ModuleNotFoundError: No module named 'textacy'

In [164]:
# Named entity recognition
# Process of locating named entities to classify them in categories
# Populate tags for a set of documents, in order to improve the keyword search.

piano_class_text = (
    "Great Piano Academy is situated"
    " in Mayfair or the City of London and has"
    " world-class piano instructors."
)

piano_class_doc = nlp(piano_class_text)

for ent in piano_class_doc.ents:
    # .text gives the actual text
    # .start_char denotes the starting index
    # .end_char denotes the ending index
    # .label gives the label of the entity
    print(
        f"""
{ent.text = }
{ent.start_char = }
{ent.end_char = }
{ent.label_ = }
spacy.explain('{ent.label_}') = {spacy.explain(ent.label_)}"""
)

displacy.render(piano_class_doc, style="dep", jupyter=True)

    


ent.text = 'Great Piano Academy'
ent.start_char = 0
ent.end_char = 19
ent.label_ = 'ORG'
spacy.explain('ORG') = Companies, agencies, institutions, etc.

ent.text = 'Mayfair'
ent.start_char = 35
ent.end_char = 42
ent.label_ = 'GPE'
spacy.explain('GPE') = Countries, cities, states

ent.text = 'the City of London'
ent.start_char = 46
ent.end_char = 64
ent.label_ = 'GPE'
spacy.explain('GPE') = Countries, cities, states


In [165]:
# Example in removing names from a survey_text

survey_text = (
    "Out of 5 people surveyed, James Robert,"
    " Julie Fuller and Benjamin Brooks like"
    " apples.
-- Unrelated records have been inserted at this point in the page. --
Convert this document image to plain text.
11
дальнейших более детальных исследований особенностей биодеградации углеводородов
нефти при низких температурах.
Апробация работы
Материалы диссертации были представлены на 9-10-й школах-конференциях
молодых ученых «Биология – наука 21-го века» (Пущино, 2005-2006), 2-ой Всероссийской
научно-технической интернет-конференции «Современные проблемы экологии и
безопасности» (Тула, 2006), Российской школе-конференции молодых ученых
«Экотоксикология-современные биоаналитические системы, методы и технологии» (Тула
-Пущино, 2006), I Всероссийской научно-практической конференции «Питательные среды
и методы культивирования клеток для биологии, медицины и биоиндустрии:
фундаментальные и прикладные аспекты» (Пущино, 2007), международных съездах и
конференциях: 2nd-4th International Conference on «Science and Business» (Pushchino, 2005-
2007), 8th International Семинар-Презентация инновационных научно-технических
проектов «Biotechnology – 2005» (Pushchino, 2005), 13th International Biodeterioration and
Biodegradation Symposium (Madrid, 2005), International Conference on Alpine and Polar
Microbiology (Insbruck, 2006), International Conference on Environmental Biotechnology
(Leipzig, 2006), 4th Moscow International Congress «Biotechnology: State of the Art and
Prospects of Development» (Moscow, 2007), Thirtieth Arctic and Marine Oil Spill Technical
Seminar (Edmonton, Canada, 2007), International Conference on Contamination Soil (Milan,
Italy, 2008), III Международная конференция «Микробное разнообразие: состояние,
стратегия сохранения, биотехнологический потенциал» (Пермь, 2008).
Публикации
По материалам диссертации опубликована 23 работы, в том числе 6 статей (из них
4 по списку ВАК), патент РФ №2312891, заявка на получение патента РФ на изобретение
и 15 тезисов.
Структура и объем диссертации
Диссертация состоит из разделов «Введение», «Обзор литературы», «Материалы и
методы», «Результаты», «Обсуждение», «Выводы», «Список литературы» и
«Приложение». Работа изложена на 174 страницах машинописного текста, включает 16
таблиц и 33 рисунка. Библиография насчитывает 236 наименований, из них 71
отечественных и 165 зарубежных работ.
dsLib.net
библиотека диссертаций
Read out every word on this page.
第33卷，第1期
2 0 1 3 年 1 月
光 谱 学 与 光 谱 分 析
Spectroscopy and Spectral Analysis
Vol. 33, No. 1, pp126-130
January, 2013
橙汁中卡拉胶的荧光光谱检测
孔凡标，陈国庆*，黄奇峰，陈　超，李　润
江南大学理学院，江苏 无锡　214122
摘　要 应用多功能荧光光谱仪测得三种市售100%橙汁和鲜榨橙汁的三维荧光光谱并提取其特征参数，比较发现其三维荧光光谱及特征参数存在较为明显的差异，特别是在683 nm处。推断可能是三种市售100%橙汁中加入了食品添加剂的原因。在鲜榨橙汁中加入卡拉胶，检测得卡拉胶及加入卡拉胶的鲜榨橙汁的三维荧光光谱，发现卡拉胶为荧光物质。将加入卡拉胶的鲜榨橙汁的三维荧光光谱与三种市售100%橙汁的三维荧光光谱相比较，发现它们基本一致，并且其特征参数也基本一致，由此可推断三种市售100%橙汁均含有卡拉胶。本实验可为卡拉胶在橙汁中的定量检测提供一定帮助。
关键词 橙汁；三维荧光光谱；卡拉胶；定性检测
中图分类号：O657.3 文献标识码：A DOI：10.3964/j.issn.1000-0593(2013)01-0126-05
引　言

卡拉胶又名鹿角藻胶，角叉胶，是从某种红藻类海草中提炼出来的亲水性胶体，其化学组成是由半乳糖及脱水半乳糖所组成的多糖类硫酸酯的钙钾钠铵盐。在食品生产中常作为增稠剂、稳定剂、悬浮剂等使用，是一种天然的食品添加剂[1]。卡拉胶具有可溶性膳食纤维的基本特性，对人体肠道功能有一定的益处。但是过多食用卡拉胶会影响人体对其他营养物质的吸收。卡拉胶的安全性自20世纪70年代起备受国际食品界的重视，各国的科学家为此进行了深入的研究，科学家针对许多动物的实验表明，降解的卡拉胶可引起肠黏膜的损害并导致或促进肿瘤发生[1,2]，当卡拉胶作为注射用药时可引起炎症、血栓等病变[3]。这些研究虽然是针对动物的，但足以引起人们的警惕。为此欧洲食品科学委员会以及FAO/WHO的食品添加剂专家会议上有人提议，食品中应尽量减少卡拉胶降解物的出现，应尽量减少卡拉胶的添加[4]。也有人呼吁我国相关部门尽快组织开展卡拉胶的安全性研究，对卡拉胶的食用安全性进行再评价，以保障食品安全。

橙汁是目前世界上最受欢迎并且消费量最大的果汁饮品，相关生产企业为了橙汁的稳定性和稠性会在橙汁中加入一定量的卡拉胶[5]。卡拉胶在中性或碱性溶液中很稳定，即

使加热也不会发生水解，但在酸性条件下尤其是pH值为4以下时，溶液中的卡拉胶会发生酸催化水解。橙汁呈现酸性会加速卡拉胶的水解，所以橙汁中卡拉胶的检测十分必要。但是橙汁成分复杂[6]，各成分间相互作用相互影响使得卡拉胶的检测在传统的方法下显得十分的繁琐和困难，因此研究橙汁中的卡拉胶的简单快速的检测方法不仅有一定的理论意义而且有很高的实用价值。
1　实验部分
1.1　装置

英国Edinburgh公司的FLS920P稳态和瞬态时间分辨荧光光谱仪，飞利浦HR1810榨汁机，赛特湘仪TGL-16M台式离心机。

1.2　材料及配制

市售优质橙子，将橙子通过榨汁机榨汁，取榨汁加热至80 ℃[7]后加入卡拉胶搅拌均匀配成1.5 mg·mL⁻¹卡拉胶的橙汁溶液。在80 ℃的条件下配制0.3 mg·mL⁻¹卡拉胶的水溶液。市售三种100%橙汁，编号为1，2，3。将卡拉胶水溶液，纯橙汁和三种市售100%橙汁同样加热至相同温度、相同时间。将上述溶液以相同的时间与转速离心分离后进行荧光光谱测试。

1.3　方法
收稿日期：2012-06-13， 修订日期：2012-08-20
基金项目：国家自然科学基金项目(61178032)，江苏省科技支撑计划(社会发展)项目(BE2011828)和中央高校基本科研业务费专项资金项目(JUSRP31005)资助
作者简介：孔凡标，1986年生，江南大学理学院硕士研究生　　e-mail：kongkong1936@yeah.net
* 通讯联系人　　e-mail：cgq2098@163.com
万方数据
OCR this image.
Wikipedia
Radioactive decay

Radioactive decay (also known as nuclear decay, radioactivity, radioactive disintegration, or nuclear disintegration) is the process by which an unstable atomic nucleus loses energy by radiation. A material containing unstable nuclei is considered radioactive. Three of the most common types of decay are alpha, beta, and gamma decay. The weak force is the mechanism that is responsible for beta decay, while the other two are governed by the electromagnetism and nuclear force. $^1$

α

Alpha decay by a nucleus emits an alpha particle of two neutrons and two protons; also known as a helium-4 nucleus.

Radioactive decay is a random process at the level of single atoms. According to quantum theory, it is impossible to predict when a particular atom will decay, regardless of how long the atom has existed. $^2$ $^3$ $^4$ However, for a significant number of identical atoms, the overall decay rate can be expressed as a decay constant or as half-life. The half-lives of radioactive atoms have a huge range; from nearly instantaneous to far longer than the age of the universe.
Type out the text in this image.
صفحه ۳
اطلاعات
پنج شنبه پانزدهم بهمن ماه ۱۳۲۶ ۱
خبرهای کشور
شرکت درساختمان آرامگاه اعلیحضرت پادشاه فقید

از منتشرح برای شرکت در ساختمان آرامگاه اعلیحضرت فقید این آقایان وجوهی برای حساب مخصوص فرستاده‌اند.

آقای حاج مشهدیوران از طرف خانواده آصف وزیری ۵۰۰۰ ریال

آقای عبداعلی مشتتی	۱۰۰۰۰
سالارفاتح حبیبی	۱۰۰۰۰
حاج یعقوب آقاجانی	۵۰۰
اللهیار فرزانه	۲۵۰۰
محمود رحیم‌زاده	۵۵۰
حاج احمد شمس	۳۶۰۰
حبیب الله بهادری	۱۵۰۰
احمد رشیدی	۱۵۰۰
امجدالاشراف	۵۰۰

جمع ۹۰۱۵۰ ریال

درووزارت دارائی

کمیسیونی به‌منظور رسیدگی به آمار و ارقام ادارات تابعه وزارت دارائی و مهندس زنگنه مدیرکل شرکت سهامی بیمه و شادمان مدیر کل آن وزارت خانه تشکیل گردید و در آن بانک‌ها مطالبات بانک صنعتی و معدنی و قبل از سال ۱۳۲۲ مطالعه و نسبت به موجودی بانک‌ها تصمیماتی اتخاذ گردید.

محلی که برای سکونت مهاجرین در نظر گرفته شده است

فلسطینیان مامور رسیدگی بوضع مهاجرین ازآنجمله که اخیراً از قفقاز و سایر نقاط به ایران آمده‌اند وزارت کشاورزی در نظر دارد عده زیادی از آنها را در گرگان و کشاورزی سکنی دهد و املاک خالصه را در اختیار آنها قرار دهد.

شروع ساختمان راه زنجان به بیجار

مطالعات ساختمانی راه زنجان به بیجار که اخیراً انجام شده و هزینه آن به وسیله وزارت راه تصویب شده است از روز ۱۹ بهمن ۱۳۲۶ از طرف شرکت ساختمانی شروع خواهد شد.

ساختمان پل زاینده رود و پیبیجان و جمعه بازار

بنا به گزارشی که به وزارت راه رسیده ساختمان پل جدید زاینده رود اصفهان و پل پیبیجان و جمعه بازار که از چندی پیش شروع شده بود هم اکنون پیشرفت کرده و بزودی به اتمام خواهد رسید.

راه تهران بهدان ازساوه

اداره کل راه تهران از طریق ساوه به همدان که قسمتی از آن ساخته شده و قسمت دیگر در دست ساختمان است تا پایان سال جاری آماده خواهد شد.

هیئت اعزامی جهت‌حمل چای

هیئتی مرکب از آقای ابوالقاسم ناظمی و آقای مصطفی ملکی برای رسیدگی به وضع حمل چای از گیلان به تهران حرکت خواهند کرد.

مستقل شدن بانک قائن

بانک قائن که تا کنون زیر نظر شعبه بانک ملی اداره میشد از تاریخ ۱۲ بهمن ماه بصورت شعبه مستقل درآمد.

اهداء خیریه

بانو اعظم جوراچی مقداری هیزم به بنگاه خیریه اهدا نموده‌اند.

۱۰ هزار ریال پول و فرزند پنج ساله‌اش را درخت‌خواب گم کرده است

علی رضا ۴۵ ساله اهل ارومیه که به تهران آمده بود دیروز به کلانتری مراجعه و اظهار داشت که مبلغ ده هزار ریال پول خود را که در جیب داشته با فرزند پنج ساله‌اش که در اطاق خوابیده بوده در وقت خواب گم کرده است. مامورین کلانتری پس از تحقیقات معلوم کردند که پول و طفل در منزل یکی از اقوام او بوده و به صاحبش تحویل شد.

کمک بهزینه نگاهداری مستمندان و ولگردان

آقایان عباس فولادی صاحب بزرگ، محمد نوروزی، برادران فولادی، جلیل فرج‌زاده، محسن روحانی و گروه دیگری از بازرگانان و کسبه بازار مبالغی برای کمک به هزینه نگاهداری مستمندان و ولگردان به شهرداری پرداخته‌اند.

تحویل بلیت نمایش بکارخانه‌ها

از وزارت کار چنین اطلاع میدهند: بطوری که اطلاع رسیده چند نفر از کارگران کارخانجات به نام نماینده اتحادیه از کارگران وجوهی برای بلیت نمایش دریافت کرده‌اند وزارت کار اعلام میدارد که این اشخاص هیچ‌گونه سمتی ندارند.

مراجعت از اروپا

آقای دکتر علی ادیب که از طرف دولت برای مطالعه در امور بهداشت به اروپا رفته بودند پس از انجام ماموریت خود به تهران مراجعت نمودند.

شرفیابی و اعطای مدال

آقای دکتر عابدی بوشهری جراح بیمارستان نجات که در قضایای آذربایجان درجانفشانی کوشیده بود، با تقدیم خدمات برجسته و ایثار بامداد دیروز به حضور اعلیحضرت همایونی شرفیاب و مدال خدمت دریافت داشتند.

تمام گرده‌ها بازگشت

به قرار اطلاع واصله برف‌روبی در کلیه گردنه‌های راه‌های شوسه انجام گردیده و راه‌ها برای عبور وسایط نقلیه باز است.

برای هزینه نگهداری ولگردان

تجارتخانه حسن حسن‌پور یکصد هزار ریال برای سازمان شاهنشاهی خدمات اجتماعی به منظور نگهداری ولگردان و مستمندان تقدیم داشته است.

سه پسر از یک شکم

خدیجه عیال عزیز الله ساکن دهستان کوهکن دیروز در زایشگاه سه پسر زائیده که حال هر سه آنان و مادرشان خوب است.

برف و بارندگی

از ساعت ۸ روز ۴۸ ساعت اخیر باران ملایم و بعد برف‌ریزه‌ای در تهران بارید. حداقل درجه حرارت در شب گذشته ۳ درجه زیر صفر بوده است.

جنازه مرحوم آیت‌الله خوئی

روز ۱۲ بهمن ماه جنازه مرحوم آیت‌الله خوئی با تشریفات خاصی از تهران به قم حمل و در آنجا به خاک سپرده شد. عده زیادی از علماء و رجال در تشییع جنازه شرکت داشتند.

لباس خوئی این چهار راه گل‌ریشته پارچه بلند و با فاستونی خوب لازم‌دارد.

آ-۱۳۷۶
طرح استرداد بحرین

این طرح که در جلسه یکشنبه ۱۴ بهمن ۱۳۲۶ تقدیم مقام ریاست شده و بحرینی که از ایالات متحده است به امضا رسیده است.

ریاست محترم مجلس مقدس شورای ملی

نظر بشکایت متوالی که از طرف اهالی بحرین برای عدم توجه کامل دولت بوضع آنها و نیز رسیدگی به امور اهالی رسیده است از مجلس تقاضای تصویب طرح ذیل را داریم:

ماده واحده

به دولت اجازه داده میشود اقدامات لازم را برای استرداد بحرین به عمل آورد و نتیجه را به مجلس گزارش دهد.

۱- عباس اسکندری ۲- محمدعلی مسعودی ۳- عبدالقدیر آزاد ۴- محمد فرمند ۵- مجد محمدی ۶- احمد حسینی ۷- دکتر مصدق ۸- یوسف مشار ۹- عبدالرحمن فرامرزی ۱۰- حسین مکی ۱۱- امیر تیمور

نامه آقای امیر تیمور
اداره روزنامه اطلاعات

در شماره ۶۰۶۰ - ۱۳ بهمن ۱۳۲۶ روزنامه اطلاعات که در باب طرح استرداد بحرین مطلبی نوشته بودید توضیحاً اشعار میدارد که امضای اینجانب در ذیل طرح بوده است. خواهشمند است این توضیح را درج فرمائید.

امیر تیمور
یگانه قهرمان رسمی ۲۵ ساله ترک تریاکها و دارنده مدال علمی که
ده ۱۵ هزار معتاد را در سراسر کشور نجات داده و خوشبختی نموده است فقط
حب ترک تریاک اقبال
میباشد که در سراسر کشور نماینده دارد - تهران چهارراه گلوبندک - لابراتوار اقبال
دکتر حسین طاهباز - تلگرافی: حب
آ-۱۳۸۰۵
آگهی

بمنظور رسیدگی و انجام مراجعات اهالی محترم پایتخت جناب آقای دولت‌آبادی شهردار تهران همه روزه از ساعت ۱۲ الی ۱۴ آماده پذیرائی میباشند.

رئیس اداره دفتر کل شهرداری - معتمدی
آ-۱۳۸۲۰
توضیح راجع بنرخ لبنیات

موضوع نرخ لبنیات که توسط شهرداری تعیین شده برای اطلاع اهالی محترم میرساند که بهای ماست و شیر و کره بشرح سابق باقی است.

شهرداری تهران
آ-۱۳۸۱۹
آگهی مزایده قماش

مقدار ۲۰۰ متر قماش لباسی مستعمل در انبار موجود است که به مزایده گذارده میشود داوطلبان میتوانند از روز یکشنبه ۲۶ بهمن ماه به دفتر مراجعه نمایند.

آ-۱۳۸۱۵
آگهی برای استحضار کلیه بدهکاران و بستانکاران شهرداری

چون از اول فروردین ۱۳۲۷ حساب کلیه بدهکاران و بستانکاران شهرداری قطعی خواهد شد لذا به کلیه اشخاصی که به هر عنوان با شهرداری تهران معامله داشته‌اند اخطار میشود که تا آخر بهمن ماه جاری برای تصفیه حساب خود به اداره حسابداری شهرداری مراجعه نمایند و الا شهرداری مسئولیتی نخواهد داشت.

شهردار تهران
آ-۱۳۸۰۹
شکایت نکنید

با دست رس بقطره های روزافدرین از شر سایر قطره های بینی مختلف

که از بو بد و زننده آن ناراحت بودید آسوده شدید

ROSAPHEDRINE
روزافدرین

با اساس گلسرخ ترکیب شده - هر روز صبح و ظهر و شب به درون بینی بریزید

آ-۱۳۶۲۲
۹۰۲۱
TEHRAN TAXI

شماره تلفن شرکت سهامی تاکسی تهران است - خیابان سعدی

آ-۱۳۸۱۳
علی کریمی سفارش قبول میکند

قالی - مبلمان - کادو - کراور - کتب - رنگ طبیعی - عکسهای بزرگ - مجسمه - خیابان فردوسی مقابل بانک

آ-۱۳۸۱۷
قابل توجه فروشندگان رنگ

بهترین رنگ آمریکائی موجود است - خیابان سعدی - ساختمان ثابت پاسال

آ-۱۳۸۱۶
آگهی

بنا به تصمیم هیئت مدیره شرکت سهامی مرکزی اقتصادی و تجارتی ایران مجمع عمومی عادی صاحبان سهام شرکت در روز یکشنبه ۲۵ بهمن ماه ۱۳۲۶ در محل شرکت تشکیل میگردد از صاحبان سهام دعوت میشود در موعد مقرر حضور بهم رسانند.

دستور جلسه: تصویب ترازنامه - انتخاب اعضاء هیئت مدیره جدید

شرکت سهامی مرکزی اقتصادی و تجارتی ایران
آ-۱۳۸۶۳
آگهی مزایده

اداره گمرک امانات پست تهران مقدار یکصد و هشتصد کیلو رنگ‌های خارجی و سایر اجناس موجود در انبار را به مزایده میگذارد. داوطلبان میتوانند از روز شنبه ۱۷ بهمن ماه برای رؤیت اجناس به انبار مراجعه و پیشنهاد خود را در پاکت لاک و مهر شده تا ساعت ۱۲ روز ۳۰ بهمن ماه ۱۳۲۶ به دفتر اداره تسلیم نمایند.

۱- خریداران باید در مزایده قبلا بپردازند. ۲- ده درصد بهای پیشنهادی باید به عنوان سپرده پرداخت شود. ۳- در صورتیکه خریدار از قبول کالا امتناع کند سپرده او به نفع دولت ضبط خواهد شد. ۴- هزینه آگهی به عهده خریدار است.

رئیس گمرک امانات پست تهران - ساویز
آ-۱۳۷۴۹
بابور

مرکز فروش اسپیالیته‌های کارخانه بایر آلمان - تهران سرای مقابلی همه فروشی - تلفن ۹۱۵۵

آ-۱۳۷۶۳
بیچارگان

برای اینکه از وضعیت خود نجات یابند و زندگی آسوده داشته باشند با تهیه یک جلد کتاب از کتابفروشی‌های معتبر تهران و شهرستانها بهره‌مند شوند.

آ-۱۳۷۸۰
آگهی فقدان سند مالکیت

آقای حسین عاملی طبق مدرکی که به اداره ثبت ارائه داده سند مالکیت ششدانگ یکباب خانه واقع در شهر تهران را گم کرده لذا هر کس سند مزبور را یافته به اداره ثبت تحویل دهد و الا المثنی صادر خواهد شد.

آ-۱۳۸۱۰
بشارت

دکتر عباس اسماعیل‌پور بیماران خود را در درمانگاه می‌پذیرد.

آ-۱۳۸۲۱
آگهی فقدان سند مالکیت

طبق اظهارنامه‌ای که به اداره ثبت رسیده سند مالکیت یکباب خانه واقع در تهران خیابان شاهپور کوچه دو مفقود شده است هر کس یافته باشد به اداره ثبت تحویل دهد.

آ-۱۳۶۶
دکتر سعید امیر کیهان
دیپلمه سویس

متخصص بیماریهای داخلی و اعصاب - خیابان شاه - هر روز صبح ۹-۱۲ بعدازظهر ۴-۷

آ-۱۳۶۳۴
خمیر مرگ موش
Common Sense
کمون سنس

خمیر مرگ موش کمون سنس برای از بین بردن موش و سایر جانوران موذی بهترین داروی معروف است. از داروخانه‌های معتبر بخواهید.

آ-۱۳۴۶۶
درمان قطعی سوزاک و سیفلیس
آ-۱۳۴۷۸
Kelly Cox and Matthew Evans"
    " like oranges."
)


def replace_person_names(token):
    # IOB code of the name - inside outside beginning tagging
    if token.ent_iob != 0 and token.ent_type_ == "PERSON":
        return "[REDACTED] "
    return token.text_with_ws


def redact_names(nlp_doc):
    with nlp_doc.retokenize() as retokenizer:
        for ent in nlp_doc.ents:
            retokenizer.merge(ent)
    tokens = map(replace_person_names, nlp_doc)
    return "".join(tokens)


survey_doc = nlp(survey_text)
print(redact_names(survey_doc))




Out of 5 people surveyed, [REDACTED] , [REDACTED] and [REDACTED] like apples. [REDACTED] and [REDACTED] like oranges.